И она говорила о войне. Она, как только могла, наполняла рассказ подробностями сражений, зная что он хотел бы их слышать. Сама она видела их не так много, но она ухаживала за теми, кто видел, и она видела в их глазах картины смерти.
Она говорила о гибели миров – не только Нарна, о которой он помнил, но и других, таких как Кара. Уничтоженных не с орбиты, но изнутри, взорванными безумием и чумой. Она говорила о судьбе, обрушившейся на врии, чьим единственным преступлением был нейтралитет. Она говорила о Г'Каре, Куломани и Марраго.
И она говорила о себе. Она больше, чем намеревалась, рассказала о сокрушительном горе, которое поглотило ее. Она говорила о тщетности ее работы, о ее отчаянии от неисчислимого количества мертвых, умирающих и безумных. Она говорила о своей вине в том, что галактика была оставлена таким, как Синовал, и ее беспомощности сделать что—либо иное.
Да. Вера... поможет.
Она не плакала, как бы ей ни хотелось этого. У нее больше не осталось слез.
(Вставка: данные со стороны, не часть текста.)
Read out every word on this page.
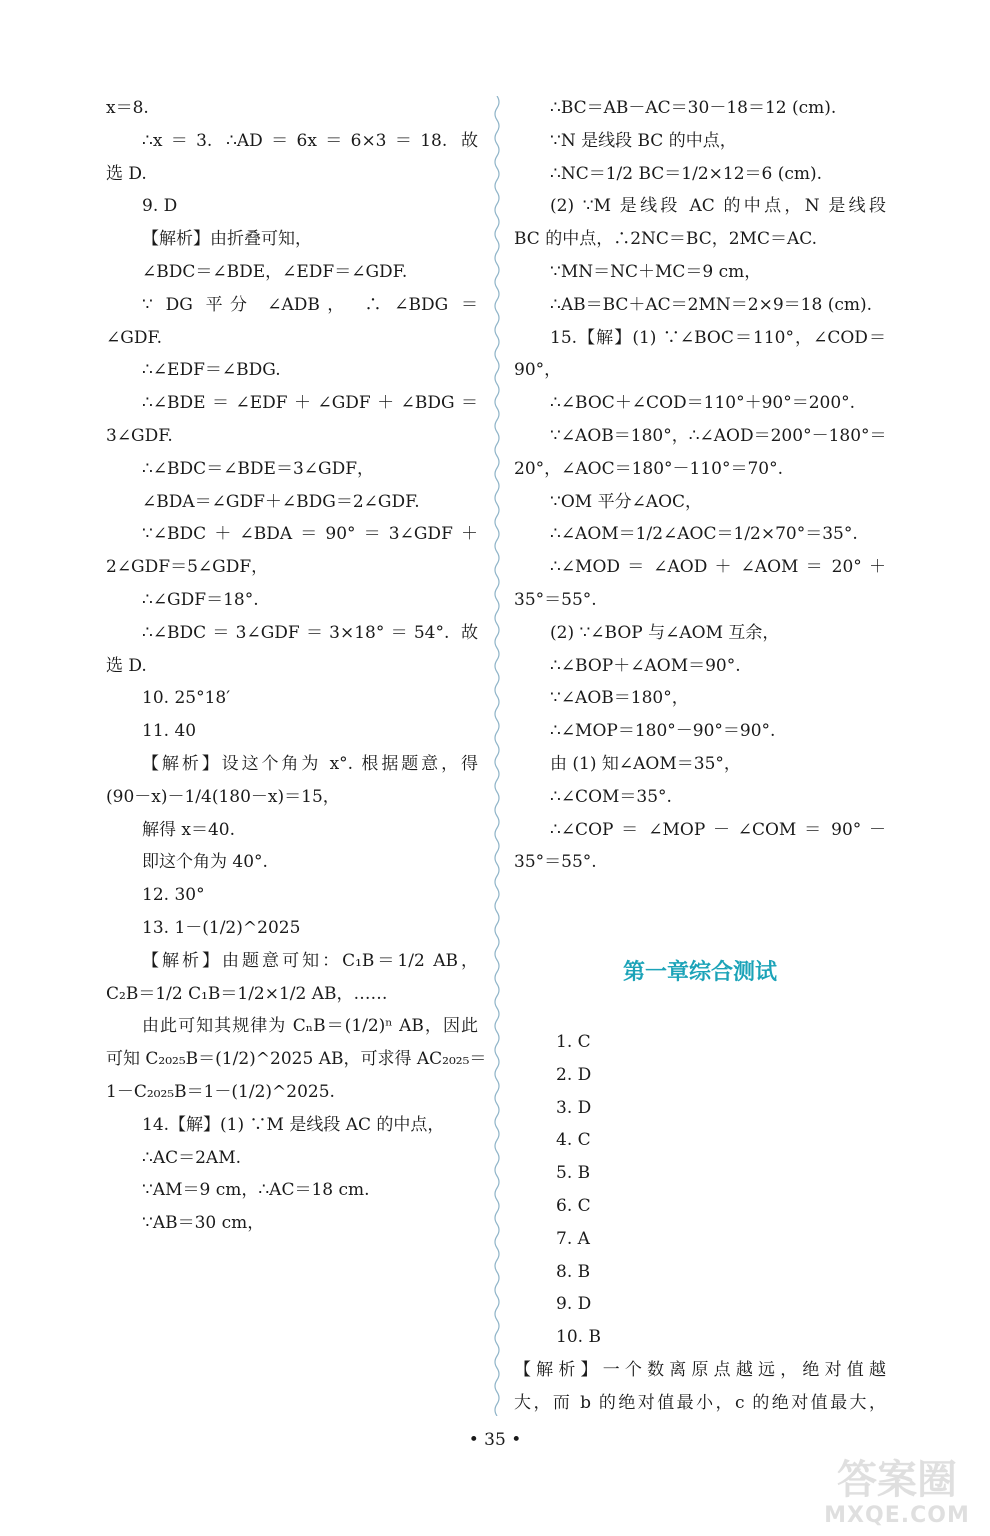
x＝8.
∴x＝3. ∴AD＝6x＝6×3＝18. 故
选 D.
9. D
【解析】由折叠可知，
∠BDC＝∠BDE，∠EDF＝∠GDF.
∵ DG 平分 ∠ADB， ∴ ∠BDG ＝
∠GDF.
∴∠EDF＝∠BDG.
∴∠BDE＝∠EDF＋∠GDF＋∠BDG＝
3∠GDF.
∴∠BDC＝∠BDE＝3∠GDF，
∠BDA＝∠GDF＋∠BDG＝2∠GDF.
∵∠BDC＋∠BDA＝90°＝3∠GDF＋
2∠GDF＝5∠GDF，
∴∠GDF＝18°.
∴∠BDC＝3∠GDF＝3×18°＝54°. 故
选 D.
10. 25°18′
11. 40
【解析】设这个角为 x°. 根据题意，得
(90－x)－1/4(180－x)＝15，
解得 x＝40.
即这个角为 40°.
12. 30°
13. 1－(1/2)^2025
【解析】由题意可知：C₁B＝1/2 AB，
C₂B＝1/2 C₁B＝1/2×1/2 AB，……
由此可知其规律为 CₙB＝(1/2)ⁿ AB，因此
可知 C₂₀₂₅B＝(1/2)^2025 AB，可求得 AC₂₀₂₅＝
1－C₂₀₂₅B＝1－(1/2)^2025.
14.【解】(1) ∵M 是线段 AC 的中点，
∴AC＝2AM.
∵AM＝9 cm，∴AC＝18 cm.
∵AB＝30 cm，
∴BC＝AB－AC＝30－18＝12 (cm).
∵N 是线段 BC 的中点，
∴NC＝1/2 BC＝1/2×12＝6 (cm).
(2) ∵M 是线段 AC 的中点，N 是线段
BC 的中点，∴2NC＝BC，2MC＝AC.
∵MN＝NC＋MC＝9 cm，
∴AB＝BC＋AC＝2MN＝2×9＝18 (cm).
15.【解】(1) ∵∠BOC＝110°，∠COD＝
90°，
∴∠BOC＋∠COD＝110°＋90°＝200°.
∵∠AOB＝180°，∴∠AOD＝200°－180°＝
20°，∠AOC＝180°－110°＝70°.
∵OM 平分∠AOC，
∴∠AOM＝1/2∠AOC＝1/2×70°＝35°.
∴∠MOD ＝ ∠AOD ＋ ∠AOM ＝ 20° ＋
35°＝55°.
(2) ∵∠BOP 与∠AOM 互余，
∴∠BOP＋∠AOM＝90°.
∵∠AOB＝180°，
∴∠MOP＝180°－90°＝90°.
由 (1) 知∠AOM＝35°，
∴∠COM＝35°.
∴∠COP ＝ ∠MOP － ∠COM ＝ 90° －
35°＝55°.
第一章综合测试
1. C
2. D
3. D
4. C
5. B
6. C
7. A
8. B
9. D
10. B
【解析】一个数离原点越远，绝对值越
大，而 b 的绝对值最小，c 的绝对值最大，
• 35 •
答案圈
MXQE.COM
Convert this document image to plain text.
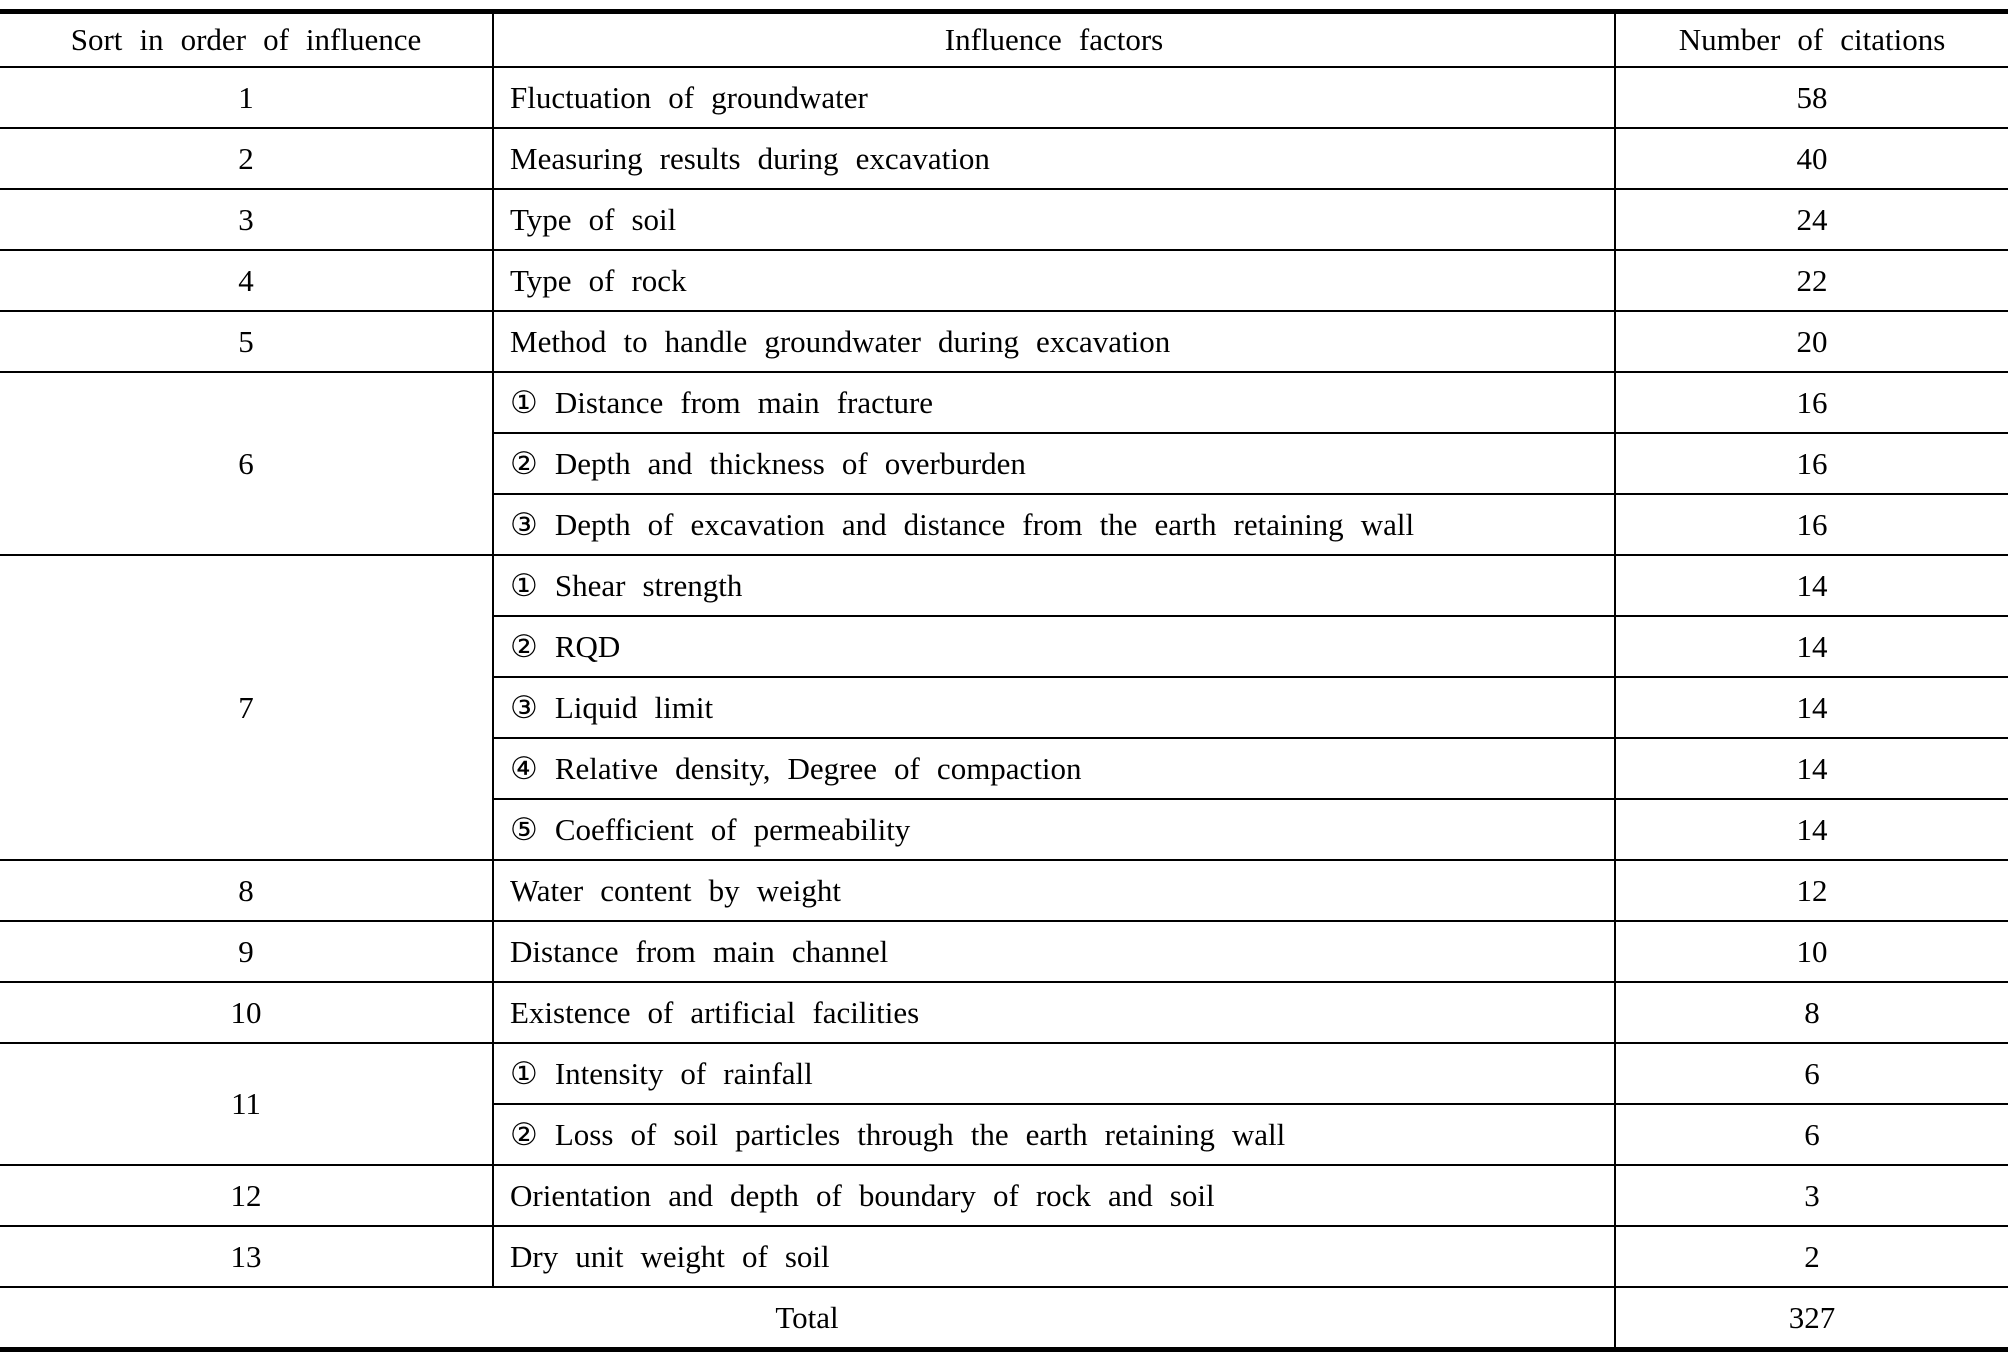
Sort in order of influence	Influence factors	Number of citations
1	Fluctuation of groundwater	58
2	Measuring results during excavation	40
3	Type of soil	24
4	Type of rock	22
5	Method to handle groundwater during excavation	20
6	① Distance from main fracture	16
	② Depth and thickness of overburden	16
	③ Depth of excavation and distance from the earth retaining wall	16
7	① Shear strength	14
	② RQD	14
	③ Liquid limit	14
	④ Relative density, Degree of compaction	14
	⑤ Coefficient of permeability	14
8	Water content by weight	12
9	Distance from main channel	10
10	Existence of artificial facilities	8
11	① Intensity of rainfall	6
	② Loss of soil particles through the earth retaining wall	6
12	Orientation and depth of boundary of rock and soil	3
13	Dry unit weight of soil	2
Total		327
Нет, она не плакала, но когда ее история была закончена, то казалось что страшное отчаяние поглотило их обоих. И он просто стоял и смотрел на нее.
Затем, после долгого, долгого молчания, он склонил голову.
– Я должен был быть здесь. – прошептал он. – Я должен был быть с тобой.
Он не умер. Я чувствую это. Я знаю. Он не умер.
Она не сказала ничего. Говорить было нечего.
– Я должен был быть здесь. – повторил он.
Это был просто сон. Просто... сон.
– Было что—то еще. – проговорил он. – Я только сейчас это вспомнил... это было перед тем как я... Перед тем как я умер. Мы говорили, верно?
Тихое: – Да.
Одна ночь. Ты обещал нам это, помнишь?
– Мы спорили.
Еще тише: – Да.
У нас будет одна ночь вместе.
– Я... я причинил тебе боль.
Она ничего не сказала но они оба знали ответ.
Я готова.
– Деленн.
Она не подняла взгляда.
– Деленн. – на этот раз настойчивей.
Она все равно смотрела вниз.
– Деленн! – он взял ее за руки, не грубо, но властно.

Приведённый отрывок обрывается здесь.